Huntington was the location of Huntington Stadium, a multi-purpose facility which acted primarily as the home of York City Knights. Next to the stadium lied York WaterWorld. Both were mothballed in 2014 in preparation for works on the York Community Stadium. The project would see WaterWorld demolished and Huntington Stadium rebuilt to higher specifications. The new community stadium is home to both York City Knights and York City F.C., the latter relocating from Bootham Crescent, which is to be demolished to make way for a housing development.

A new regional standard athletics track was constructed at the University of York as part of the project to replace the track at Huntington. City of York Athletics Club relocated from Huntington to the university as a result.
The old stadium's main playing area was completely surrounded by an athletics track and there was also a small area which was used for hammer throwing, shot put and discus. The stadium was equipped with floodlights. There was an all-seater main stand plus a full-length standing-only covered stand on the opposite side.

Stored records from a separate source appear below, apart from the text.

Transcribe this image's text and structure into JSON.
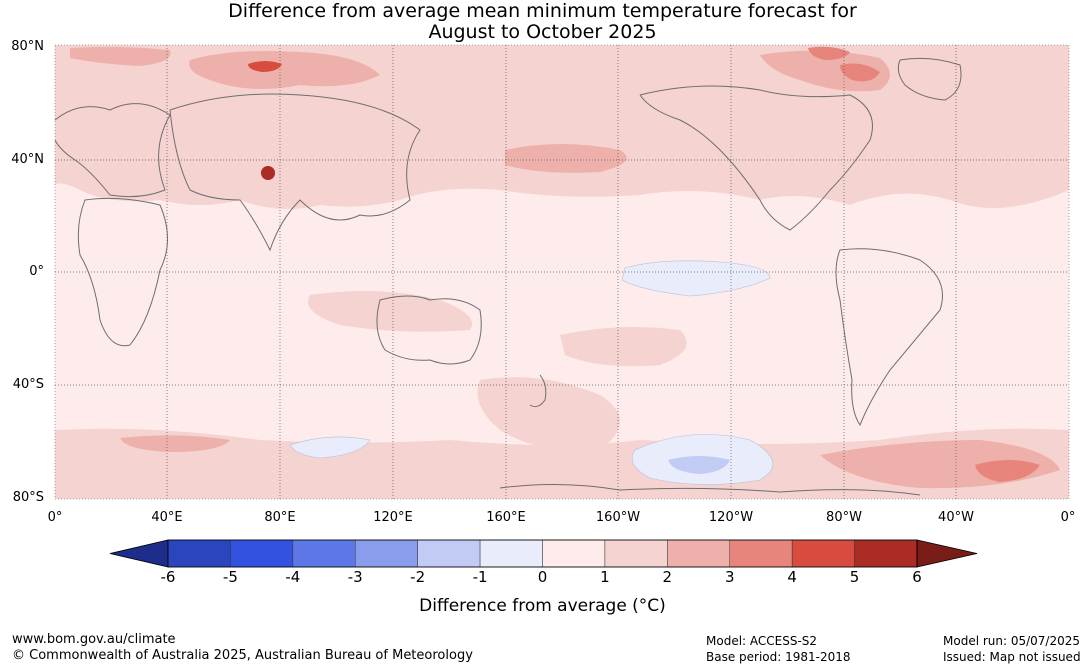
{
  "title_line1": "Difference from average mean minimum temperature forecast for",
  "title_line2": "August to October 2025",
  "lat_labels": [
    "80°N",
    "40°N",
    "0°",
    "40°S",
    "80°S"
  ],
  "lon_labels": [
    "0°",
    "40°E",
    "80°E",
    "120°E",
    "160°E",
    "160°W",
    "120°W",
    "80°W",
    "40°W",
    "0°"
  ],
  "colorbar": {
    "ticks": [
      "-6",
      "-5",
      "-4",
      "-3",
      "-2",
      "-1",
      "0",
      "1",
      "2",
      "3",
      "4",
      "5",
      "6"
    ],
    "colors": [
      "#1e2d8c",
      "#2b45bf",
      "#3452e0",
      "#5d77e6",
      "#8a9ded",
      "#c2cbf4",
      "#e8ecfb",
      "#fdeceb",
      "#f5d3d1",
      "#eeb0aa",
      "#e7847b",
      "#d84c40",
      "#ab2b25",
      "#7a1c18"
    ],
    "title": "Difference from average (°C)"
  },
  "footer": {
    "website": "www.bom.gov.au/climate",
    "copyright": "© Commonwealth of Australia 2025, Australian Bureau of Meteorology",
    "model": "Model: ACCESS-S2",
    "base_period": "Base period: 1981-2018",
    "model_run": "Model run: 05/07/2025",
    "issued": "Issued: Map not issued"
  }
}
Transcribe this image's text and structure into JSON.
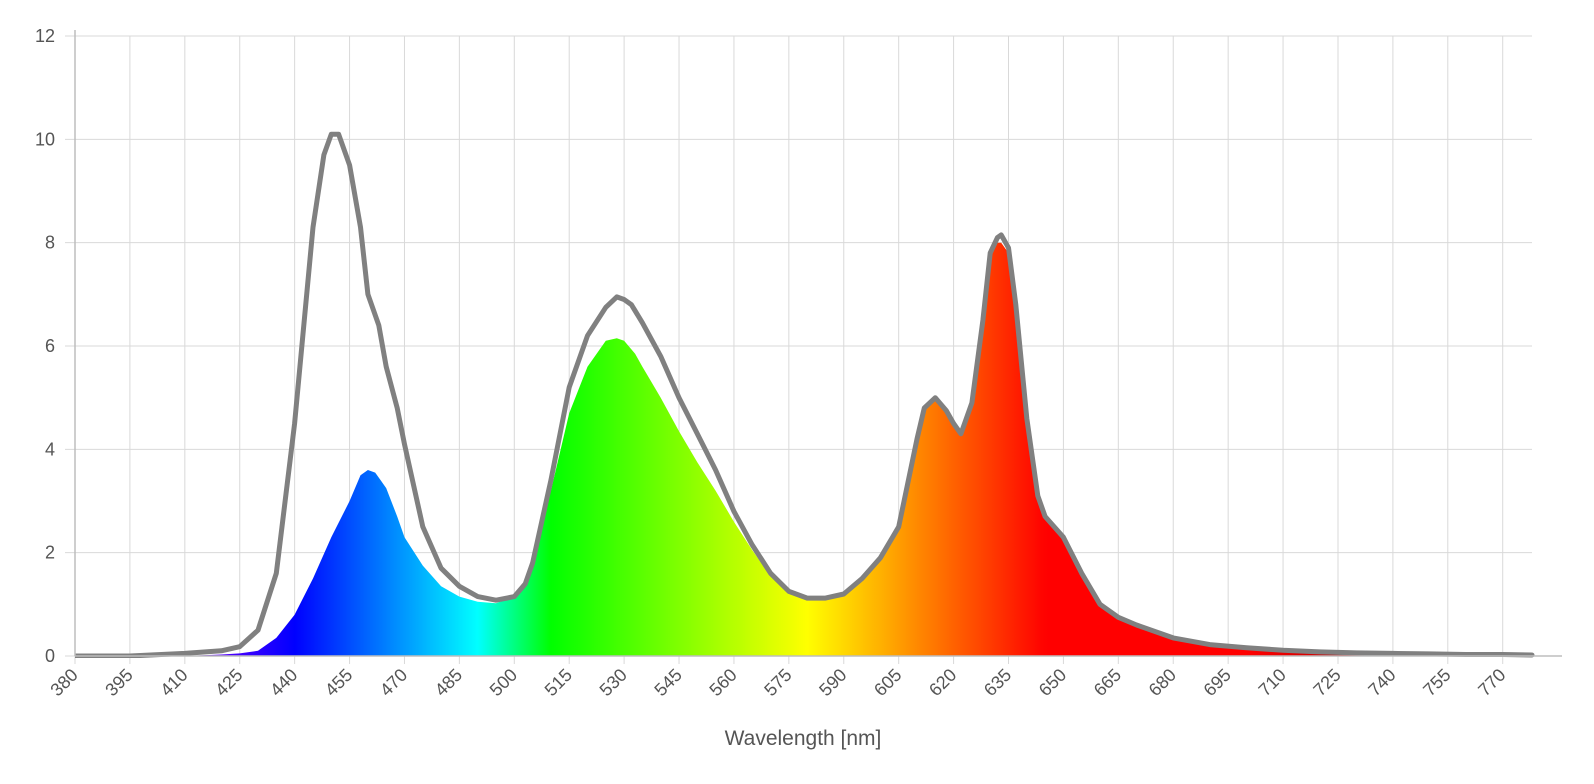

A community archaeology project was undertaken by York Archaeological Trust in 2015 to record the site of a Roman Marching Camp Site. The work of the local community project "Dig York Stadium" produced a historical record.

After the York Dig had concluded on 19 June 2015 demolition of Huntington Stadium began. The project faced delays in 2016 following a legal challenge to a planning application and further delays due to being unable to put on required test events in 2020, both before and during the COVID-19 pandemic. Nonetheless the LNER Community Stadium complex opened in 2021, and was a host stadium for the 2021 Women's Rugby League World Cup.